I didn’t see anybody mentioning being unable to stay home because they are single parents, damn your eyes, but certainly I know women who are in that boat. I guess they can just go sit in the hall while the married/partnered mommies argue and try to outdo each other.

We do want to be careful, when refuting a generalization, about falling into ultra-anal-retentive territory like “Tell me exactly what day I was a smug prat to your parents” or “No no no, just last week I totally took out the trash for you so I don’t always neglect my share of the household work!” Generalizations speak to our perceptions, remember; they are our brains filling in blank spaces. And they often go straight to the core of our secret prejudices, especially when we’re talking about marginalized or demonized groups–or people we want to demonize. Ms. Giselbach really believes that working mothers are terrible people, for example. Even if she met a bunch of wonderful working mothers, chances are she’d cordon them off in her mind as just being way-better-than-average members of a terrible group. Aligning her view of working mothers with reality would involve totally dismantling a lot of her preconceptions of the family and of women’s roles in a family. Worse than that, though, she’d also have to give up her exalted status as the Most Dedicated Mommy Ever. It’s a lot easier to, instead, continue to vilify working mothers than to give up her status and to restructure her opinion around reality.

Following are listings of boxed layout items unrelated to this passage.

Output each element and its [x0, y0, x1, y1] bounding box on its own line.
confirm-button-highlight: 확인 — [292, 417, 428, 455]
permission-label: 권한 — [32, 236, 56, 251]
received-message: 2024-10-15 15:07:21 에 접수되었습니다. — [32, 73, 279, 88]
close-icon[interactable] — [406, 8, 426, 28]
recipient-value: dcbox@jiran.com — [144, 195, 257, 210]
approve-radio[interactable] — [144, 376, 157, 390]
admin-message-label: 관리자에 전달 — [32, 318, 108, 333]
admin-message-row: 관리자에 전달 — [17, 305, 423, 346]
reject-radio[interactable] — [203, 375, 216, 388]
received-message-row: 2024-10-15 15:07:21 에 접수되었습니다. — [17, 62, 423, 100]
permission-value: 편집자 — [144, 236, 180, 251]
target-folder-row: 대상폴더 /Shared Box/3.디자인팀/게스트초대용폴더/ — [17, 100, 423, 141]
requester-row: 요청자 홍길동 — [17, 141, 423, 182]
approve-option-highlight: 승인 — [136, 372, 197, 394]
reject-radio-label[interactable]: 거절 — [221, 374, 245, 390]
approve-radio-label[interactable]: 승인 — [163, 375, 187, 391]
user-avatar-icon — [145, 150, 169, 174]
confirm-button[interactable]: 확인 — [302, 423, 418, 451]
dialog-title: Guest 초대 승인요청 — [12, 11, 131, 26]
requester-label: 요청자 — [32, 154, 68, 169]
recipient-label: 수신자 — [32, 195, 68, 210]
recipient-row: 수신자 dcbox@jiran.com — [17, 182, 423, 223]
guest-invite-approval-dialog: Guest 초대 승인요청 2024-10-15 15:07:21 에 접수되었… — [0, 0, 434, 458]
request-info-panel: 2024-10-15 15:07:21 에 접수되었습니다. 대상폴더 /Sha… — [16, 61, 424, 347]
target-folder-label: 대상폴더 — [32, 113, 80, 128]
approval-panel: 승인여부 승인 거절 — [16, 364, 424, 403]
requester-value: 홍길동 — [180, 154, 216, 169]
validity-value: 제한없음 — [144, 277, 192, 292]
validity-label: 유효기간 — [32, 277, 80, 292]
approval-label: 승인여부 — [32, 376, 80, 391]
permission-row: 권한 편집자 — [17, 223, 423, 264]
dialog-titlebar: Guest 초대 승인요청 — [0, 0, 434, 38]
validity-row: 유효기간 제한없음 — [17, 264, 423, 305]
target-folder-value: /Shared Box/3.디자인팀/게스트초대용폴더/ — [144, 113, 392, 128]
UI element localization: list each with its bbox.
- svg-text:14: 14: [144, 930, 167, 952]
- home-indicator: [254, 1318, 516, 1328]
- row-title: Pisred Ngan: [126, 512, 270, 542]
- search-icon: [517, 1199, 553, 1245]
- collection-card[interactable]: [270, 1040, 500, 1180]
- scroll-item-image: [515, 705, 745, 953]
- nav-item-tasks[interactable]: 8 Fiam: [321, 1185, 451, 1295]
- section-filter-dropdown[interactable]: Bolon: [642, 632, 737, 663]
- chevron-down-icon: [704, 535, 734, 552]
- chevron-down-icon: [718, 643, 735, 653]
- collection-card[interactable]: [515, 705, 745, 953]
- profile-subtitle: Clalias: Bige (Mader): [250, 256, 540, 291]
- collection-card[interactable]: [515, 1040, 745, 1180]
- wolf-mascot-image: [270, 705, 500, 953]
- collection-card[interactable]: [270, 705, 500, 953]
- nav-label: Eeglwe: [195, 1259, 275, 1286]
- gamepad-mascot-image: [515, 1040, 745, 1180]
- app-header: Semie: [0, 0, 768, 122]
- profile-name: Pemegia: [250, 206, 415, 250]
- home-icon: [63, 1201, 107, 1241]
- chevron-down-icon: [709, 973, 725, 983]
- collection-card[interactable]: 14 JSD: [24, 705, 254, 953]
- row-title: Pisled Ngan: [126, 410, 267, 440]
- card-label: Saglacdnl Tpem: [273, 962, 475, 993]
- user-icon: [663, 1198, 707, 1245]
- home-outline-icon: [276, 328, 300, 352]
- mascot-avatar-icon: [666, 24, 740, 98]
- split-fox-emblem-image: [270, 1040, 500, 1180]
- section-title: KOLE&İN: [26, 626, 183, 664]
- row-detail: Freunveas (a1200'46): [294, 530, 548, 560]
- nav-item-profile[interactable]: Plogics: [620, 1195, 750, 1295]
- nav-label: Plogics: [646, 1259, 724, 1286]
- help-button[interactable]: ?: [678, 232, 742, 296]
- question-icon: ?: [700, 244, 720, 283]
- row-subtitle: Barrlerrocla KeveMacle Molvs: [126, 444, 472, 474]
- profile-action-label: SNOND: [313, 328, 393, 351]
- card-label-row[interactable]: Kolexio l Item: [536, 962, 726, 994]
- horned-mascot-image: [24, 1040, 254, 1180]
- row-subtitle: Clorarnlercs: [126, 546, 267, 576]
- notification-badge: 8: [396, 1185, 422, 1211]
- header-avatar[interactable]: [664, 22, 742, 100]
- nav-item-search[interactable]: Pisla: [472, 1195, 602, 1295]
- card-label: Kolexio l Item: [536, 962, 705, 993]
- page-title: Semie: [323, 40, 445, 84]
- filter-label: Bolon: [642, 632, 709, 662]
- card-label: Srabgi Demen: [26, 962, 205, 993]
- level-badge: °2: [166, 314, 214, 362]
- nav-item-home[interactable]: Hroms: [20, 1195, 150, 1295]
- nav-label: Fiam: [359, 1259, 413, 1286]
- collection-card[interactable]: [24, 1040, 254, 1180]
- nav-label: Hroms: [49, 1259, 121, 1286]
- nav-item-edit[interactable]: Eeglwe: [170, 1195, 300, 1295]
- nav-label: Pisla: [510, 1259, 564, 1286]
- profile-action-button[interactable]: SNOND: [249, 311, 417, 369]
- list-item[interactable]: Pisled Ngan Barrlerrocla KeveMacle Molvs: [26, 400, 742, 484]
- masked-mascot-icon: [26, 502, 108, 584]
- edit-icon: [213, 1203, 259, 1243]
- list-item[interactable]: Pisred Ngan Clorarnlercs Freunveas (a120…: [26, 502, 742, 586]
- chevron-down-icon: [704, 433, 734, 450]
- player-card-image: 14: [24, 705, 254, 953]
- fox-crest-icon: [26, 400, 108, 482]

In the end, generalizations say more about the person making them than they do about the group being forced into shiny metal boxes. We should be listening for these judgments and calling them out when we see them, and encouraging their creators to educate themselves a little more.

We might talk a little more about this post and what it says about Christian misogyny some other time–because hold my bra it’s genuinely pissed me off in a way that not much Christian hatemongering and pandering has for a while–but I just wanted to focus on how its author uses generalizations to demoralize, judge, and vilify women who didn’t make (or couldn’t make) the same choices she has.

PS: Tuesday Night Me is doing fine, just really tired.